I'm the one on the left..

http://www.abc3340.com/Clip/11669490/alan-sweet#.VZ_8d5Noing.facebook

Reactions: Like 3 | Way Cool 8


----------



## Nature Man (Jul 10, 2015)

A celebrity in our midst! Very cool! Congrats on the free marketing! Hope it paid off for you. Chuck

Reactions: Agree 1


----------



## manbuckwal (Jul 10, 2015)

Congrats Alan ! A lot of very nice looking pieces displayed ! What did you end up leaving behind with your hostess ?


----------



## JR Custom Calls (Jul 10, 2015)

Sweet! <- how's that for a pun?

I just liked your fb page.

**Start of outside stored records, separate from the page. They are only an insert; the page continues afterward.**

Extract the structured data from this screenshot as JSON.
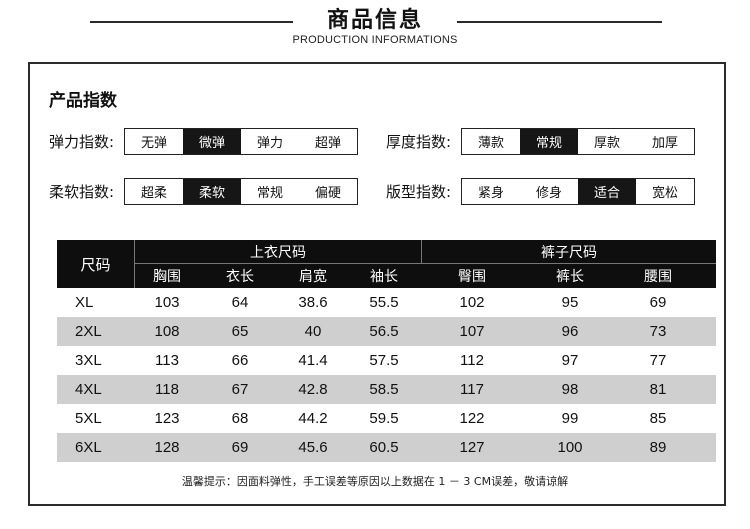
{
  "header": {
    "title": "商品信息",
    "subtitle": "PRODUCTION INFORMATIONS"
  },
  "section": {
    "title": "产品指数"
  },
  "indices": [
    {
      "label": "弹力指数:",
      "options": [
        "无弹",
        "微弹",
        "弹力",
        "超弹"
      ],
      "selected": "微弹"
    },
    {
      "label": "厚度指数:",
      "options": [
        "薄款",
        "常规",
        "厚款",
        "加厚"
      ],
      "selected": "常规"
    },
    {
      "label": "柔软指数:",
      "options": [
        "超柔",
        "柔软",
        "常规",
        "偏硬"
      ],
      "selected": "柔软"
    },
    {
      "label": "版型指数:",
      "options": [
        "紧身",
        "修身",
        "适合",
        "宽松"
      ],
      "selected": "适合"
    }
  ],
  "size_table": {
    "size_header": "尺码",
    "top_group": "上衣尺码",
    "bottom_group": "裤子尺码",
    "columns": [
      "胸围",
      "衣长",
      "肩宽",
      "袖长",
      "臀围",
      "裤长",
      "腰围"
    ],
    "rows": [
      {
        "size": "XL",
        "values": [
          "103",
          "64",
          "38.6",
          "55.5",
          "102",
          "95",
          "69"
        ]
      },
      {
        "size": "2XL",
        "values": [
          "108",
          "65",
          "40",
          "56.5",
          "107",
          "96",
          "73"
        ]
      },
      {
        "size": "3XL",
        "values": [
          "113",
          "66",
          "41.4",
          "57.5",
          "112",
          "97",
          "77"
        ]
      },
      {
        "size": "4XL",
        "values": [
          "118",
          "67",
          "42.8",
          "58.5",
          "117",
          "98",
          "81"
        ]
      },
      {
        "size": "5XL",
        "values": [
          "123",
          "68",
          "44.2",
          "59.5",
          "122",
          "99",
          "85"
        ]
      },
      {
        "size": "6XL",
        "values": [
          "128",
          "69",
          "45.6",
          "60.5",
          "127",
          "100",
          "89"
        ]
      }
    ]
  },
  "note": "温馨提示：因面料弹性，手工误差等原因以上数据在 1 － 3 CM误差，敬请谅解"
}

Didn't realize you had one


----------



## Alan Sweet (Jul 10, 2015)

@manbuckwal I left her a pen.

Reactions: Like 1


----------



## ironman123 (Jul 10, 2015)

Wahoo for you Alan. Great looking pieces.


----------



## DKMD (Jul 10, 2015)

Very cool! I'll bet they swarm you at the market after such a nice segment on TV.


----------



## CWS (Jul 10, 2015)

very impressive!
Curt


----------



## barry richardson (Jul 10, 2015)

Congrats Alan, you got some great advertising in on that one!


----------



## Tony (Jul 10, 2015)

Way cool Alan, I imagine you'll pick up a ton of business from that. That Zebrawood mirror is very nice!! Tony


----------



## Tclem (Jul 11, 2015)

I'm glad you told us which one you were. .lol. Awesome

Reactions: Like 1 | Agree 1


----------



## Mike Mills (Jul 12, 2015)

Very nice.
It did only take a few seconds for the angle change and find out I was not watching "Talk Obama"


----------



## Kevin (Jul 12, 2015)

So glad I saw this finally. Great advertisement! Alan that woman did a great job with the interview not hurrying you up and stepping all over you like so many presenters do. I would have gifted her a bangle or something of her choice. You also did a great job being interviewed.


----------



## Alan Sweet (Jul 12, 2015)

@Kevin, just prior to the interview, she asked if I had any ebony pens. Her name is Ebony, so after the show I gave her a Designer Pen done in Ebony. She seemed to like it

Reactions: Like 1 | Way Cool 1


----------